Telecommuting Boosts Productivity, but IT Issues Persist: Staples
In addition to security and other IT issues, the survey also found at-home workers need to pay attention to the ergonomics of their home office.Telecommuting programs make for happier employers and employees and reduces absenteeism and stress, according to the second annual telecommuting survey issued by Staples Advantage, the business-to-business division of office supply retail chain Staples. Nearly all (93 percent) surveyed employees agree that telecommuting programs are mutually beneficial, and more than half (53 percent) of business decision makers state telecommuting leads to more productive employees. However, the survey pointed out areas for improvement for companies seeking to maintain high satisfaction and productivity rates with a growing at-home workforce, and found some specific areas of concern.

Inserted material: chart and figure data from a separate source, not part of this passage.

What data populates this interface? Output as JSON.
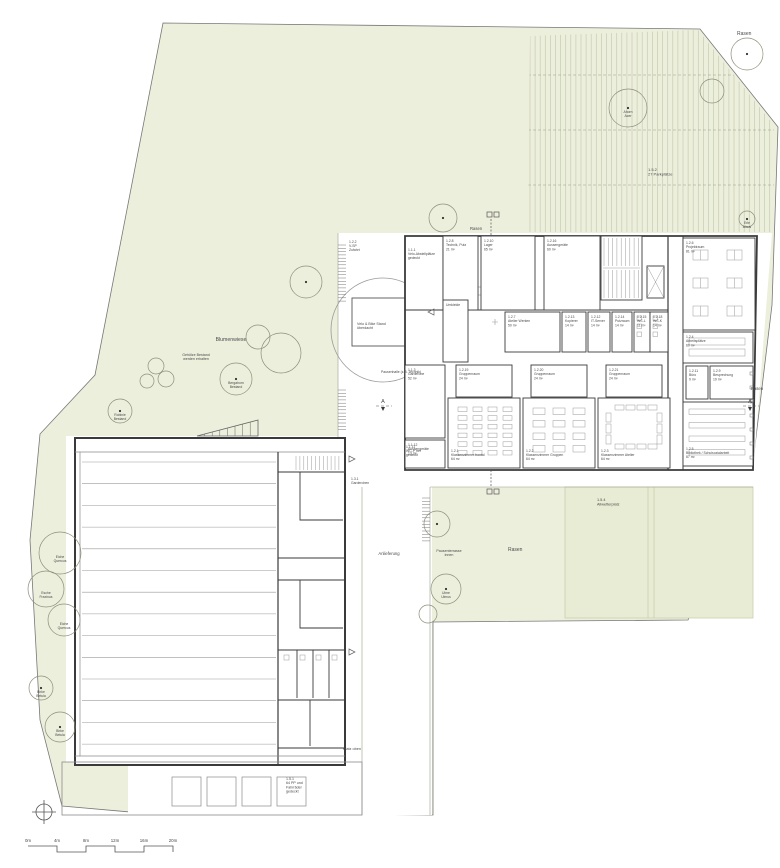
{
  "title": "Situationsplan Schulanlage",
  "colors": {
    "site_green": "#edefdd",
    "allweather_green": "#e8ecd4",
    "allweather_border": "#c9cfad",
    "stripe": "#c6cbb2",
    "wall": "#3a3a3a",
    "thin": "#8a8a8a",
    "furniture": "#9a9a9a",
    "text": "#4a4a4a",
    "edge": "#b9bfa4"
  },
  "section_markers": [
    "A",
    "A"
  ],
  "scale_bar": {
    "ticks": [
      "0m",
      "4m",
      "8m",
      "12m",
      "16m",
      "20m"
    ]
  },
  "labels": [
    {
      "x": 737,
      "y": 35,
      "s": 5,
      "t": [
        "Rasen"
      ]
    },
    {
      "x": 648,
      "y": 171,
      "s": 4,
      "t": [
        "1.5.2",
        "27 Parkplätze"
      ]
    },
    {
      "x": 470,
      "y": 230,
      "s": 4.2,
      "t": [
        "Rasen"
      ]
    },
    {
      "x": 231,
      "y": 341,
      "s": 5.2,
      "a": "m",
      "t": [
        "Blumenwiese"
      ]
    },
    {
      "x": 196,
      "y": 356,
      "s": 3.6,
      "a": "m",
      "t": [
        "Gehölze Bestand",
        "werden erhalten"
      ]
    },
    {
      "x": 508,
      "y": 551,
      "s": 5,
      "t": [
        "Rasen"
      ]
    },
    {
      "x": 757,
      "y": 390,
      "s": 4.2,
      "a": "m",
      "t": [
        "Rasen"
      ]
    },
    {
      "x": 597,
      "y": 501,
      "s": 3.8,
      "t": [
        "1.5.4",
        "Allwetterplatz"
      ]
    },
    {
      "x": 389,
      "y": 555,
      "s": 4.2,
      "a": "m",
      "t": [
        "Anlieferung"
      ]
    },
    {
      "x": 449,
      "y": 552,
      "s": 3.6,
      "a": "m",
      "t": [
        "Pausenterrasse",
        "innen"
      ]
    },
    {
      "x": 343,
      "y": 750,
      "s": 3.8,
      "t": [
        "Platz oben"
      ]
    },
    {
      "x": 286,
      "y": 780,
      "s": 3.6,
      "t": [
        "1.5.1",
        "64 PP und",
        "Fahrräder",
        "gedeckt"
      ]
    },
    {
      "x": 349,
      "y": 243,
      "s": 3.4,
      "t": [
        "1.2.2",
        "V-SP",
        "Zufahrt"
      ]
    },
    {
      "x": 357,
      "y": 325,
      "s": 3.6,
      "t": [
        "Velo & Bike Stand",
        "überdacht"
      ]
    },
    {
      "x": 381,
      "y": 373,
      "s": 3.4,
      "t": [
        "Pausenhalle (z.B. Technik)"
      ]
    },
    {
      "x": 351,
      "y": 480,
      "s": 3.4,
      "t": [
        "1.3.1",
        "Garderoben"
      ]
    },
    {
      "x": 408,
      "y": 251,
      "s": 3.4,
      "t": [
        "1.1.1",
        "Velo-Abstellplätze",
        "gedeckt"
      ]
    },
    {
      "x": 406,
      "y": 448,
      "s": 3.4,
      "t": [
        "1.1.11",
        "WC-P frei",
        "gedeckt"
      ]
    }
  ],
  "trees": [
    {
      "x": 747,
      "y": 54,
      "r": 16,
      "d": 1
    },
    {
      "x": 712,
      "y": 91,
      "r": 12,
      "d": 0
    },
    {
      "x": 628,
      "y": 108,
      "r": 19,
      "d": 1,
      "t": [
        "Ahorn",
        "Acer"
      ]
    },
    {
      "x": 443,
      "y": 218,
      "r": 14,
      "d": 1
    },
    {
      "x": 747,
      "y": 219,
      "r": 8,
      "d": 1,
      "t": [
        "Erle",
        "Alnus"
      ]
    },
    {
      "x": 306,
      "y": 282,
      "r": 16,
      "d": 1
    },
    {
      "x": 281,
      "y": 353,
      "r": 20,
      "d": 0
    },
    {
      "x": 258,
      "y": 337,
      "r": 12,
      "d": 0
    },
    {
      "x": 236,
      "y": 379,
      "r": 16,
      "d": 1,
      "t": [
        "Bergahorn",
        "Bestand"
      ]
    },
    {
      "x": 156,
      "y": 366,
      "r": 8,
      "d": 0
    },
    {
      "x": 147,
      "y": 381,
      "r": 7,
      "d": 0
    },
    {
      "x": 166,
      "y": 379,
      "r": 8,
      "d": 0
    },
    {
      "x": 120,
      "y": 411,
      "r": 12,
      "d": 1,
      "t": [
        "Robinie",
        "Bestand"
      ]
    },
    {
      "x": 60,
      "y": 553,
      "r": 21,
      "d": 0,
      "t": [
        "Eiche",
        "Quercus"
      ]
    },
    {
      "x": 46,
      "y": 589,
      "r": 18,
      "d": 0,
      "t": [
        "Esche",
        "Fraxinus"
      ]
    },
    {
      "x": 64,
      "y": 620,
      "r": 16,
      "d": 0,
      "t": [
        "Eiche",
        "Quercus"
      ]
    },
    {
      "x": 41,
      "y": 688,
      "r": 12,
      "d": 1,
      "t": [
        "Birke",
        "Betula"
      ]
    },
    {
      "x": 60,
      "y": 727,
      "r": 15,
      "d": 1,
      "t": [
        "Birke",
        "Betula"
      ]
    },
    {
      "x": 437,
      "y": 524,
      "r": 13,
      "d": 1
    },
    {
      "x": 446,
      "y": 589,
      "r": 15,
      "d": 1,
      "t": [
        "Ulme",
        "Ulmus"
      ]
    },
    {
      "x": 428,
      "y": 614,
      "r": 9,
      "d": 0
    }
  ],
  "rooms": [
    {
      "x": 443,
      "y": 236,
      "w": 35,
      "h": 74,
      "l": [
        "1.2.8",
        "Technik, Putz",
        "21 m²"
      ]
    },
    {
      "x": 481,
      "y": 236,
      "w": 54,
      "h": 74,
      "l": [
        "1.2.10",
        "Lager",
        "65 m²"
      ]
    },
    {
      "x": 544,
      "y": 236,
      "w": 56,
      "h": 74,
      "l": [
        "1.2.16",
        "Aussengeräte",
        "60 m²"
      ]
    },
    {
      "x": 601,
      "y": 236,
      "w": 41,
      "h": 64,
      "f": "stair"
    },
    {
      "x": 647,
      "y": 266,
      "w": 17,
      "h": 32,
      "f": "lift"
    },
    {
      "x": 683,
      "y": 238,
      "w": 72,
      "h": 92,
      "f": "groups",
      "l": [
        "1.2.6",
        "Projektraum",
        "81 m²"
      ]
    },
    {
      "x": 683,
      "y": 332,
      "w": 70,
      "h": 31,
      "f": "tables2",
      "l": [
        "1.2.4",
        "Arbeitsplätze",
        "60 m²"
      ]
    },
    {
      "x": 686,
      "y": 366,
      "w": 22,
      "h": 33,
      "l": [
        "1.2.11",
        "Büro",
        "9 m²"
      ]
    },
    {
      "x": 710,
      "y": 366,
      "w": 43,
      "h": 33,
      "l": [
        "1.2.9",
        "Besprechung",
        "19 m²"
      ]
    },
    {
      "x": 683,
      "y": 402,
      "w": 70,
      "h": 64,
      "f": "shelves",
      "lpos": "b",
      "l": [
        "1.2.5",
        "Bibliothek / Schulsozialarbeit",
        "87 m²"
      ]
    },
    {
      "x": 505,
      "y": 312,
      "w": 55,
      "h": 40,
      "l": [
        "1.2.7",
        "Atelier Werken",
        "50 m²"
      ]
    },
    {
      "x": 562,
      "y": 312,
      "w": 24,
      "h": 40,
      "l": [
        "1.2.13",
        "Kopierer",
        "14 m²"
      ]
    },
    {
      "x": 588,
      "y": 312,
      "w": 22,
      "h": 40,
      "l": [
        "1.2.12",
        "IT-Server",
        "14 m²"
      ]
    },
    {
      "x": 612,
      "y": 312,
      "w": 20,
      "h": 40,
      "l": [
        "1.2.14",
        "Putzraum",
        "14 m²"
      ]
    },
    {
      "x": 634,
      "y": 312,
      "w": 16,
      "h": 40,
      "f": "wc",
      "l": [
        "1.2.15",
        "WC-L",
        "11 m²"
      ]
    },
    {
      "x": 650,
      "y": 312,
      "w": 18,
      "h": 40,
      "f": "wc",
      "l": [
        "1.2.18",
        "WC-K",
        "14 m²"
      ]
    },
    {
      "x": 443,
      "y": 300,
      "w": 25,
      "h": 62,
      "l": [
        "Umkleide"
      ]
    },
    {
      "x": 405,
      "y": 365,
      "w": 40,
      "h": 73,
      "l": [
        "1.1.3",
        "Garderobe",
        "52 m²"
      ]
    },
    {
      "x": 405,
      "y": 440,
      "w": 40,
      "h": 28,
      "l": [
        "1.1.12",
        "Aussengeräte",
        "13 m²"
      ]
    },
    {
      "x": 456,
      "y": 365,
      "w": 56,
      "h": 32,
      "l": [
        "1.2.19",
        "Gruppenraum",
        "24 m²"
      ]
    },
    {
      "x": 531,
      "y": 365,
      "w": 56,
      "h": 32,
      "l": [
        "1.2.20",
        "Gruppenraum",
        "24 m²"
      ]
    },
    {
      "x": 606,
      "y": 365,
      "w": 56,
      "h": 32,
      "l": [
        "1.2.21",
        "Gruppenraum",
        "24 m²"
      ]
    },
    {
      "x": 448,
      "y": 398,
      "w": 72,
      "h": 70,
      "f": "rows",
      "lpos": "b",
      "l": [
        "1.2.1",
        "Klassenzimmer frontal",
        "64 m²"
      ]
    },
    {
      "x": 523,
      "y": 398,
      "w": 72,
      "h": 70,
      "f": "clusters",
      "lpos": "b",
      "l": [
        "1.2.2",
        "Klassenzimmer Gruppen",
        "64 m²"
      ]
    },
    {
      "x": 598,
      "y": 398,
      "w": 72,
      "h": 70,
      "f": "ushape",
      "lpos": "b",
      "l": [
        "1.2.3",
        "Klassenzimmer Atelier",
        "64 m²"
      ]
    }
  ]
}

For example, 59 percent of telecommuters do not use their company’s data backup system, putting critical and sensitive information at risk, and 33 percent of employees said dealing with IT issues is one of the most difficult aspects of working from home. The study results suggest employees and employers agree that telecommuting is mutually beneficial, with 75 percent of business decision makers noticing happier employees and 37 percent reporting less absenteeism. Nearly half (48 percent) of remote workers surveyed said they are less stressed, compared to a 25 percent drop in stress when working from home, as reported in last year's survey.
"Telecommuting can help achieve balance between workplace demands and life obligations, but being successful isn’t as simple as just sending employees home with their laptops," Staples Advantage Senior Vice President Tom Heisroth said in a statement.